Well, Chris’ mom is arriving tonight. My mom is arriving whenever the heck we need her too, weather willing (and there shouldn’t be any snowstorms showing up in the next week). The bassinet arrives tomorrow, the glider arrives… sometime (Sears won’t call us and tell us when it’s here, we have to call them and ask, which is stupid as shit).
This morning, my sister wrote on my Facebook wall telling me to get up and start running up and down the stairs or something. Chris called me and said “I was thinking… can you clean the house? Let’s just have a baby already.”
OH WHAT, EVERYONE WANTED TO WAIT TIL THE WEEKEND?
Anyhow, I’m going to clean. But I’m probably NOT going to run the stairs!
Chris and I woke up at the same time, in different rooms, this morning.
Him because his alarm went off, me because I feel like shit. My head aches, my eyes hurt, and I’m having those vaguely sickening menstrual-esque cramps — you know, the unrelenting soreness that lets you know your period’s about to start (and in my case, makes me gassy too)? Similar to the ones I had wayyy back at the beginning of my pregnancy where I thought for sure my period was going to set in… and then hoped desperately that it didn’t.
No more pink-tinged goo, although last night I attended a La Leche League meeting and for the last half hour or so of that, then the drive home and for two hours after, I was experiencing those “cervical cramps” I’ve had since Monday. I wish I had a better way to describe them — they’re uncomfortable, sharp twinges that are over way too quickly to be “painful”, but sometimes startle me nonetheless.
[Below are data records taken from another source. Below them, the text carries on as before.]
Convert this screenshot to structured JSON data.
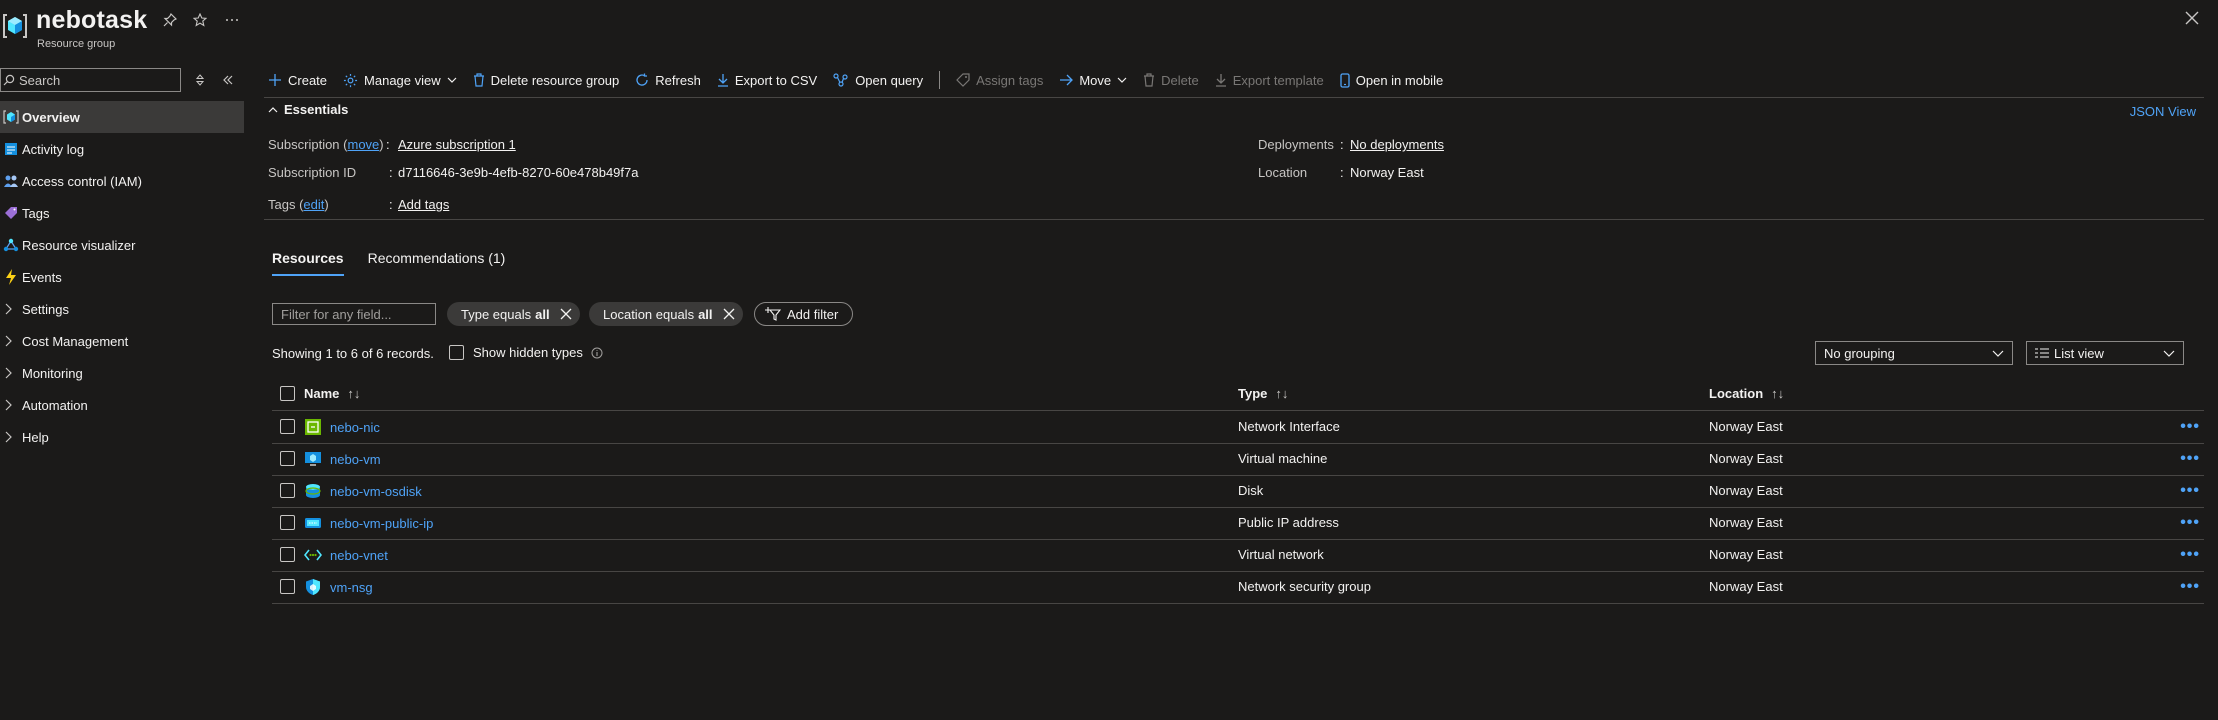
{
  "header": {
    "title": "nebotask",
    "subtitle": "Resource group"
  },
  "sidebar": {
    "search_placeholder": "Search",
    "items": [
      {
        "label": "Overview",
        "icon": "resource-group-icon",
        "active": true
      },
      {
        "label": "Activity log",
        "icon": "activity-log-icon"
      },
      {
        "label": "Access control (IAM)",
        "icon": "people-icon"
      },
      {
        "label": "Tags",
        "icon": "tag-icon"
      },
      {
        "label": "Resource visualizer",
        "icon": "visualizer-icon"
      },
      {
        "label": "Events",
        "icon": "lightning-icon"
      },
      {
        "label": "Settings",
        "expandable": true
      },
      {
        "label": "Cost Management",
        "expandable": true
      },
      {
        "label": "Monitoring",
        "expandable": true
      },
      {
        "label": "Automation",
        "expandable": true
      },
      {
        "label": "Help",
        "expandable": true
      }
    ]
  },
  "toolbar": {
    "create": "Create",
    "manage_view": "Manage view",
    "delete_rg": "Delete resource group",
    "refresh": "Refresh",
    "export_csv": "Export to CSV",
    "open_query": "Open query",
    "assign_tags": "Assign tags",
    "move": "Move",
    "delete": "Delete",
    "export_template": "Export template",
    "open_mobile": "Open in mobile"
  },
  "essentials": {
    "title": "Essentials",
    "json_view": "JSON View",
    "subscription_label": "Subscription (",
    "subscription_move": "move",
    "subscription_label_end": ")",
    "subscription_value": "Azure subscription 1",
    "subscription_id_label": "Subscription ID",
    "subscription_id_value": "d7116646-3e9b-4efb-8270-60e478b49f7a",
    "tags_label": "Tags (",
    "tags_edit": "edit",
    "tags_label_end": ")",
    "tags_value": "Add tags",
    "deployments_label": "Deployments",
    "deployments_value": "No deployments",
    "location_label": "Location",
    "location_value": "Norway East",
    "colon": ":"
  },
  "tabs": [
    {
      "label": "Resources",
      "active": true
    },
    {
      "label": "Recommendations (1)"
    }
  ],
  "filters": {
    "placeholder": "Filter for any field...",
    "type_filter_prefix": "Type equals",
    "type_filter_value": "all",
    "location_filter_prefix": "Location equals",
    "location_filter_value": "all",
    "add_filter": "Add filter"
  },
  "records_text": "Showing 1 to 6 of 6 records.",
  "show_hidden_types": "Show hidden types",
  "grouping": "No grouping",
  "view_mode": "List view",
  "table": {
    "columns": [
      "Name",
      "Type",
      "Location"
    ],
    "rows": [
      {
        "name": "nebo-nic",
        "type": "Network Interface",
        "location": "Norway East",
        "icon": "network-interface-icon"
      },
      {
        "name": "nebo-vm",
        "type": "Virtual machine",
        "location": "Norway East",
        "icon": "virtual-machine-icon"
      },
      {
        "name": "nebo-vm-osdisk",
        "type": "Disk",
        "location": "Norway East",
        "icon": "disk-icon"
      },
      {
        "name": "nebo-vm-public-ip",
        "type": "Public IP address",
        "location": "Norway East",
        "icon": "public-ip-icon"
      },
      {
        "name": "nebo-vnet",
        "type": "Virtual network",
        "location": "Norway East",
        "icon": "virtual-network-icon"
      },
      {
        "name": "vm-nsg",
        "type": "Network security group",
        "location": "Norway East",
        "icon": "network-security-group-icon"
      }
    ]
  },
  "colors": {
    "background": "#1b1a19",
    "link": "#4fa3f7",
    "active_nav": "#3b3a39",
    "divider": "#484644"
  }
}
I wish we had more than one heating pad, so I could put one on my back and one on my lower abdomen. I’m antsy wondering if this achiness is going to get worse and develop into you-know-what. I took an ibuprofen, although I didn’t really want to lessen the feelings in my abdomen, but my head just hurts so badly. I only laid down at 1am, so I’ve gotten 3 hours of sleep. Hoping I can squeeze in some more relatively soon…
5pm update: No more goop, not even much cramping. Sigh. I’m so antsy!
I woke up this morning and didn’t want to get out of a bed. I was just too damned comfortable and warm. A few minutes later, Chris called from work — fortunately we had remembered to put the phone on the nightstand, so I didn’t have to move. So we blah blah blah (and he noted how guilty he felt about taking that woman’s dollar — I told him to pick up 2 plain Timbits for the dogs on his way home!), then I get off the phone and finally stand up.
Vag goop is felt.
So I rush to the washroom and wipe, and pee, and wipe … then stare down into the toilet to see if there is a “mucus plug” or any other sign of Progress. On my toilet paper there is a faint streak of pink. So I sit there thinking, and wipe… pick up Vanity Fair, and wipe… nothing… read the editor’s note, and wipe… and there, finally, in the continuous goop, more pink.
I’ve paged my midwife (said it was non-urgent though) and will hopefully hear back from her soon. In the meantime, my mom is getting all the gory details via MSN. I haven’t called Chris yet because I don’t want to freak him out.
But I have this total irrational urge to go sit on the toilet and wipe. Again.
Addendum: Midwife says it’s all normal and all good, just a sign of things going the way they should be and my body preparing. The cramping I’ve been getting is probably changing the shape/location/diameter of my cervix, and the cervix is very ‘vascular’ so blood can result from those actions. I asked if I was going to go into labour within the next hour… she laughed and replied, “Who knows?”